Невольники, побывавшие прежде в других городах и странах, говорили, что жизнь в Чуфут-кале получше, чем, например, в Турции или же в Сирии. Объяснялось это тем, что жители Чуфут-кале бережливее, чем прочие рабовладельцы, относились к своим рабам, как, впрочем, и к другой живой и неживой собственности. Раб для них был довольно дорогой вещью, приносившей большой доход. Зачем же было расчетливым владельцам раньше времени лишаться источника своего дохода? Зачем было морить пленника голодом, если и дитя понимало, что голодный раб не станет работать, хоть бей его плетьми, хоть трави собаками? И потому рабовладельцы Чуфут-кале сносно кормили рабов, лечили их, если те болели, давали один день в неделю отдыхать. Однако любви к принадлежавшим им людям у них было не больше, чем к лошадям или мулам, которых они тоже кормили, лечили от хворей и не давали надрываться на работе до смерти.
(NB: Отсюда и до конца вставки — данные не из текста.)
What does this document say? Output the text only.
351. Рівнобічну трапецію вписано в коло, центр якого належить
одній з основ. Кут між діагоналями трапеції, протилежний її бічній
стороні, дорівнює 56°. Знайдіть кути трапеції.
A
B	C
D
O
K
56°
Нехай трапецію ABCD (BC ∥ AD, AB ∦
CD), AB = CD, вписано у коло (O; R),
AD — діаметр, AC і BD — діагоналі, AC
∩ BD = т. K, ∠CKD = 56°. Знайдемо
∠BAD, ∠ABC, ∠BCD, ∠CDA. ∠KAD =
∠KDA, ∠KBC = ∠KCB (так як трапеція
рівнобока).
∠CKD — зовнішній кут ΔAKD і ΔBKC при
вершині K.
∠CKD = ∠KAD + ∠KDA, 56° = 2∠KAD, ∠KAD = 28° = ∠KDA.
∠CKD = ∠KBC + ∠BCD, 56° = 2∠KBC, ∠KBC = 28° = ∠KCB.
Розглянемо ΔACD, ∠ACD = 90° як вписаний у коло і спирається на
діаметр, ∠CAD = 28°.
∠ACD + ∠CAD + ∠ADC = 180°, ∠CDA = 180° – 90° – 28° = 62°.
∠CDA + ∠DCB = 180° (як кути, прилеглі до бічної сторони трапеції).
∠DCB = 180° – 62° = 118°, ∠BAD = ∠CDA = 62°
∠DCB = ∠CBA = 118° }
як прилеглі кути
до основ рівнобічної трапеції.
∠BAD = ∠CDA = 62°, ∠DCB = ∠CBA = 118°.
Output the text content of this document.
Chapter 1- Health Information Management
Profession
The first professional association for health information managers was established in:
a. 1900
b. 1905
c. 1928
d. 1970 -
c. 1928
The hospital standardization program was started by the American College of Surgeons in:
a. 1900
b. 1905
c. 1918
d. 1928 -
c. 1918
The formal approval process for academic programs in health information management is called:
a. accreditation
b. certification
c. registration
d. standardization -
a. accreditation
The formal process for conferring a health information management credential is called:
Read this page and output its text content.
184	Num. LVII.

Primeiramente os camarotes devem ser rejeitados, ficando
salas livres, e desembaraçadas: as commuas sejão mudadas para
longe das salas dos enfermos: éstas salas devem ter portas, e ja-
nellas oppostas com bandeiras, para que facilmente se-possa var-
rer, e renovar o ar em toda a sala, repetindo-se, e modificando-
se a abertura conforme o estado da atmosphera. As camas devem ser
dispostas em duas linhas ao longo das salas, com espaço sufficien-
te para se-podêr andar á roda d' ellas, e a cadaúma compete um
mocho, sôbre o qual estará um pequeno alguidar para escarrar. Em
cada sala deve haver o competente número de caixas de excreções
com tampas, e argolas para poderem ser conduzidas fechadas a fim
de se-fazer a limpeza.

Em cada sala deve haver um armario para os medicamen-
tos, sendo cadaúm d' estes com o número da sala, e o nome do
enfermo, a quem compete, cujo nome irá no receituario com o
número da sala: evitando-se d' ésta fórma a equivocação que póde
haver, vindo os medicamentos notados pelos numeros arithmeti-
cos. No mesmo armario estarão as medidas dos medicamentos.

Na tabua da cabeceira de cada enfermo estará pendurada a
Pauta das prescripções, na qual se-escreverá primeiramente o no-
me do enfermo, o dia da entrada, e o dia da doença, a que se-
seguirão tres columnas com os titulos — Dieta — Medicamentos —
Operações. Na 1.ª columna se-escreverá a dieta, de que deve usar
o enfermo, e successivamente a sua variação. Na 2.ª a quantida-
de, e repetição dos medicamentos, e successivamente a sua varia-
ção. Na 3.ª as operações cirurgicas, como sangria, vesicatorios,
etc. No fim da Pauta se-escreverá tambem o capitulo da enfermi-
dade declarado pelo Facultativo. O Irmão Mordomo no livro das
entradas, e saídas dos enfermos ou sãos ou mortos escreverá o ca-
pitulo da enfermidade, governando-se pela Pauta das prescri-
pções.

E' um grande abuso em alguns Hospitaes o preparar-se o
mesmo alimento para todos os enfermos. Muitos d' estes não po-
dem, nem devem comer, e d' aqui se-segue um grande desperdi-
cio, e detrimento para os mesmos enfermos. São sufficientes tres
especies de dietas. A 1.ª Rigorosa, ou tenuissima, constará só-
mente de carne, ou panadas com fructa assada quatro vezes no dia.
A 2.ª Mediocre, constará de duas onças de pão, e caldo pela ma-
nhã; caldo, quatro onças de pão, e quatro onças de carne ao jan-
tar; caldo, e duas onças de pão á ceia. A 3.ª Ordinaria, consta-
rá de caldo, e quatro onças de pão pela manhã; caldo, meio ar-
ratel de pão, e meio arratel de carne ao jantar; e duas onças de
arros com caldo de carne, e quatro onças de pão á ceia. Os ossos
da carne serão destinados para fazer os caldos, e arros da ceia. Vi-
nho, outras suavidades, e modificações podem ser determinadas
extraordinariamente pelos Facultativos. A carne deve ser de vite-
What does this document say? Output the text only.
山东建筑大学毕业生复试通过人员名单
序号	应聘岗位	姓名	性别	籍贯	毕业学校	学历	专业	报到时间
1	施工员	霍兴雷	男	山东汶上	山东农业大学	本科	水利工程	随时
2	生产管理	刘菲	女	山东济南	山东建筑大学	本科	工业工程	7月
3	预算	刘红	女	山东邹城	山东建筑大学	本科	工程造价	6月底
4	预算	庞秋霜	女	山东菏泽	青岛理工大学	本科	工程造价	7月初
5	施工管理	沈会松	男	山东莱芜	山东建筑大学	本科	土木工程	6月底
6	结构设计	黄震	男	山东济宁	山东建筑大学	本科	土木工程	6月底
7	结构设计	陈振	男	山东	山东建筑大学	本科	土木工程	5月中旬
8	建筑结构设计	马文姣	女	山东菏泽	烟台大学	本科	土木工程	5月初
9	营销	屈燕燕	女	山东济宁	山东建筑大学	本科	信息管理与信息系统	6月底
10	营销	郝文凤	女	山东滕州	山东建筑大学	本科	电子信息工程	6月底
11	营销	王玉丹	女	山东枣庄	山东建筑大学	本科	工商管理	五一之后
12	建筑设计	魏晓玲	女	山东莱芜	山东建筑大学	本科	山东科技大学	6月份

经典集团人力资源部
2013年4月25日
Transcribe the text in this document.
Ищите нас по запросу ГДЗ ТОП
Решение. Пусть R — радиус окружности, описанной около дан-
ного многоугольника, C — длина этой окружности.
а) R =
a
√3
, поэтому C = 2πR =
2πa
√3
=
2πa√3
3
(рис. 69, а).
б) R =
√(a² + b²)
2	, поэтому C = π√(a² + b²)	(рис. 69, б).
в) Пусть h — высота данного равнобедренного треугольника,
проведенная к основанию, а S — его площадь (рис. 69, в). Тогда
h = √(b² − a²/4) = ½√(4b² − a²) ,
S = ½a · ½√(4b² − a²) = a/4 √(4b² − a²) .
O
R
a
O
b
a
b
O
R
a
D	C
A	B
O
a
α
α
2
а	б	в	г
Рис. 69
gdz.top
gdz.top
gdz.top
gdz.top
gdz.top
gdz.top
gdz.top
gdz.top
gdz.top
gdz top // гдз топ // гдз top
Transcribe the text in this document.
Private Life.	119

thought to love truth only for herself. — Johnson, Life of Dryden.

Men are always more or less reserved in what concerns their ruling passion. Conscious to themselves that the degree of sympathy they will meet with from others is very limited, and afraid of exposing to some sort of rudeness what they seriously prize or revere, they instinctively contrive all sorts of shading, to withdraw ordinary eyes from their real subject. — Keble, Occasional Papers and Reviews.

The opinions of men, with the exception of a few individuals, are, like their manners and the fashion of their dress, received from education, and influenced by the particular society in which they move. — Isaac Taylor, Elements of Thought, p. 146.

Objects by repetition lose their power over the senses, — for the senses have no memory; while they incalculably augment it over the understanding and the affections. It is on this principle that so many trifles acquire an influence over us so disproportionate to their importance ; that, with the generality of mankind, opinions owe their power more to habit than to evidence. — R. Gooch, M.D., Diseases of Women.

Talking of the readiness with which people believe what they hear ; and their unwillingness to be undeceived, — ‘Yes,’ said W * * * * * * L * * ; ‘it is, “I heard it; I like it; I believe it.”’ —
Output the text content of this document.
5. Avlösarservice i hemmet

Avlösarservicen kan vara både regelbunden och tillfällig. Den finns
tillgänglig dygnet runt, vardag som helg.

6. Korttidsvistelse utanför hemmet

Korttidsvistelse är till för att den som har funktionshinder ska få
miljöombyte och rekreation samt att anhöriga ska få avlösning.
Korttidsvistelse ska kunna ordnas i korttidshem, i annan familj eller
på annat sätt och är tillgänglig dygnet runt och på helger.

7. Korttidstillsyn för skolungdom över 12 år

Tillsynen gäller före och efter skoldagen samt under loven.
Первые несколько дней Иван лежал на соломе не шевелясь. Не ел, не пил, смотрел в узкую щель на синюю полоску неба, на белые кудри облаков. Ночами беззвучно плакал. Думал: «Кончилась моя жизнь, пропаду в проклятом городке». Лежа без сна, вспоминал Иван прошлое свое житье в веселом городе Лубны. Отец его служил при дворе всесильного Иеремии Вишневецкого стремянным казаком. У себя в доме был отец буен, драчлив и вечно пьян. Бил он сына и жену смертным боем, а как зарезали отца в пьяной драке, стала бить Ивана мать, вымещая на нем прежние обиды и горечь за неудавшуюся судьбу свою. Когда же исполнилось Ивану тринадцать лет, бежал он из дома куда глаза глядят и, добравшись до Полтавы, нанялся батрачить к казаку Ивану Романову. И здесь хозяин бил его и кормил худо, а когда по каким-то делам отлучился его господин из дома, Иван снова бежал и вскоре прибился к казачьему куреню на Дону.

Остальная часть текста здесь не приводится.